The assignment was divided into several parts, but basically had me comment on a student’s writing and come up with sample activities.

I’d of course done this before many times in my own teaching, but now I was able to show the employer my approach. The assignment also gave me a chance to take a more active role in the interview process, which made me happy.

I’m still waiting to hear back, but no doubt, the assignment gave the hiring committee some tangible evidence of my abilities, which is why this works well for the employer, too. If I was the one hiring, I would want to see the candidate in action. There were times looking for work as a journalist where I had to provide samples of my articles as part of a portfolio. Completing an assignment like this is a bit different because it really caters to what the employer is looking for and hopefully reflects the type of teaching they want to see and the kind of students they have.

For example, if the employer has adult students looking improve their English in a professional setting, your teaching lesson may take more of a professional tone. Likewise, if the employer has newcomers looking to better integrate into Canadian culture, you may create a lesson with Canadian content that addresses their learning needs, and, of course, language proficiency level.

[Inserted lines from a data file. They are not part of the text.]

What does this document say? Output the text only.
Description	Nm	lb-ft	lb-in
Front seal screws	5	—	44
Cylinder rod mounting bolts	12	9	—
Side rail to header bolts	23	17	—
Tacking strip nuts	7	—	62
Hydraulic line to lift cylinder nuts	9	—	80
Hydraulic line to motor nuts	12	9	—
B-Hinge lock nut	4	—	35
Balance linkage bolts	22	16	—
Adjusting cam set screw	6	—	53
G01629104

This assignment gave me an opportunity to test myself, as well, and see if I could do the work they were hiring for. Plus, it was fun. All in all, it was a win-win situation for everyone. That’s why I think that every employer should make assignments a part of their hiring process—especially in teaching.

Have you experienced a similar interview process as a job candidate? What do you think are the pros and cons of this type of interview process?

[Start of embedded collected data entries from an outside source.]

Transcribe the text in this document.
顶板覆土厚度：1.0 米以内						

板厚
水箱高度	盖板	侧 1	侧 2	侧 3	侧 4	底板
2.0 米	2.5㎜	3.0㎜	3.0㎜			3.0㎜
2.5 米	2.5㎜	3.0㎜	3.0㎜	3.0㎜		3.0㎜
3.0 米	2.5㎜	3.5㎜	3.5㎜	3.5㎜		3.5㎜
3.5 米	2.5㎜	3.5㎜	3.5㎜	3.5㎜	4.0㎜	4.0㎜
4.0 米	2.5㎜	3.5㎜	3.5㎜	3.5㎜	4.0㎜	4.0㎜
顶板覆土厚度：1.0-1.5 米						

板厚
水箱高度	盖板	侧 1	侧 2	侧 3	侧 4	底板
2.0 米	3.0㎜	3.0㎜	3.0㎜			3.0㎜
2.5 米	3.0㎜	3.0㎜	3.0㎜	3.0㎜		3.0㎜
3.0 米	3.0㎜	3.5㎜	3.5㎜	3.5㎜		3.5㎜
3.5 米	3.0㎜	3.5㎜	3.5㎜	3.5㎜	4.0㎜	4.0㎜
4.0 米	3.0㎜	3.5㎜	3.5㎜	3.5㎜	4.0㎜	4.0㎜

My name is Svjetlana Vrbanic—Lana—and I am a newly certified adult ESL teacher. I completed a degree in English and worked as a teacher and newspaper reporter/editor. Work has allowed me to travel from Labrador to Alberta and enjoy many great experiences. I was born in the former-Yugoslavia, but lived in Toronto most of my life. I can speak Serbo-Croatian, but primarily use English and love sharing what I know with students from all over the world. I like to have a good time and enjoy pursuing interests like cooking, running, volunteering, learning about health and psychology, and spending time with my niece, two rambunctious Jack Russell terriers, and a shy, but loveable cat. I am excited to blog about my experiences which will hopefully inform and entertain, as well as help support a vibrant teaching community. Wishing my colleagues many happy adventures in teaching.


5 thoughts on “On Assignment (An ESL Interview)”

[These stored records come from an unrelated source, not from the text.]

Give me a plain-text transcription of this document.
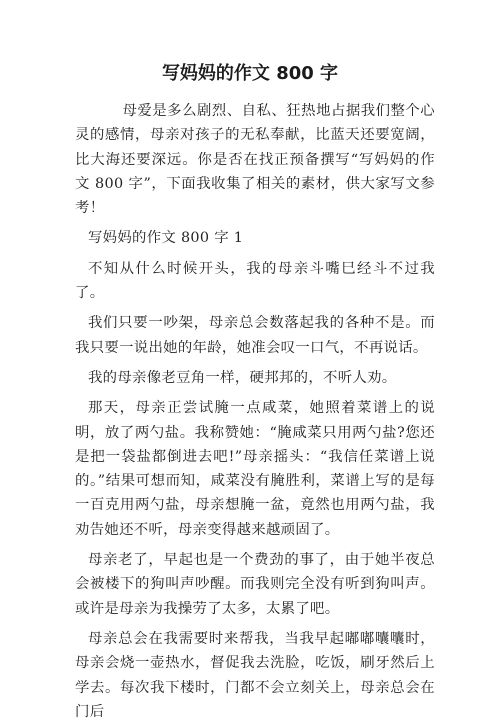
写妈妈的作文 800 字

母爱是多么剧烈、自私、狂热地占据我们整个心灵的感情，母亲对孩子的无私奉献，比蓝天还要宽阔，比大海还要深远。你是否在找正预备撰写“写妈妈的作文 800 字”，下面我收集了相关的素材，供大家写文参考！

写妈妈的作文 800 字 1

不知从什么时候开头，我的母亲斗嘴巳经斗不过我了。

我们只要一吵架，母亲总会数落起我的各种不是。而我只要一说出她的年龄，她准会叹一口气，不再说话。

我的母亲像老豆角一样，硬邦邦的，不听人劝。

那天，母亲正尝试腌一点咸菜，她照着菜谱上的说明，放了两勺盐。我称赞她：“腌咸菜只用两勺盐?您还是把一袋盐都倒进去吧!”母亲摇头：“我信任菜谱上说的。”结果可想而知，咸菜没有腌胜利，菜谱上写的是每一百克用两勺盐，母亲想腌一盆，竟然也用两勺盐，我劝告她还不听，母亲变得越来越顽固了。

母亲老了，早起也是一个费劲的事了，由于她半夜总会被楼下的狗叫声吵醒。而我则完全没有听到狗叫声。或许是母亲为我操劳了太多，太累了吧。

母亲总会在我需要时来帮我，当我早起嘟嘟囔囔时，母亲会烧一壶热水，督促我去洗脸，吃饭，刷牙然后上学去。每次我下楼时，门都不会立刻关上，母亲总会在门后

  1. Thanks for this, Svjetlana!
    I used to bring a binder that had sample lessons and activities in it to showcase my experience and skill set….buuuuut I always forgot to show it! Instead, it just stayed there on the table being that thing everyone looked at but never mentioned. When I’d leave the room, I’d inevitably think “ahh I forgot to show them this– it would have been perfect for that question when…”

    But when they ask you to complete an assignment, you HAVE to showcase it and it gets you prepared in such a contextual way.

    1. Hello Tamsin,
      Thanks for you comment. A portfolio is always good, but an assignment is much more targeted to what the employers are actually looking for. It also gave me an opportunity to see my own chops in that context. I’ll always have samples of my work handy, but won’t mind doing an assignment. Might pose a problem with someone who has time issues. Perhaps that may be the downside. Or, just not at their best at that time.

  2. An assignment is great but I think someone who might not be feeling their best that day or who is overly nervous perhaps out of anxiety caused by a deep need and desire for the job could be at a severe disadvantage. I like the idea of a portfolio. For me it is about living up to the standards we expect of our students especially since the introduction of PBLA. And it provides a store of material that one can tap into at will at a later point. Besides it’s something one could feel proud about.

    1. Thanks for your comment, Avril. I also considered that the applicant might not be at their best if they are having a bad day or week. A portfolio can really highlight someone’s best work, even over the course of time, to show growth or changing perspective.

  3. I am currently completing my TESL certification through CCPLAR. I have moved to the second stage of my application and I am considering the interview option. I would really appreciate it someone could give some tips on how I could prepare for it.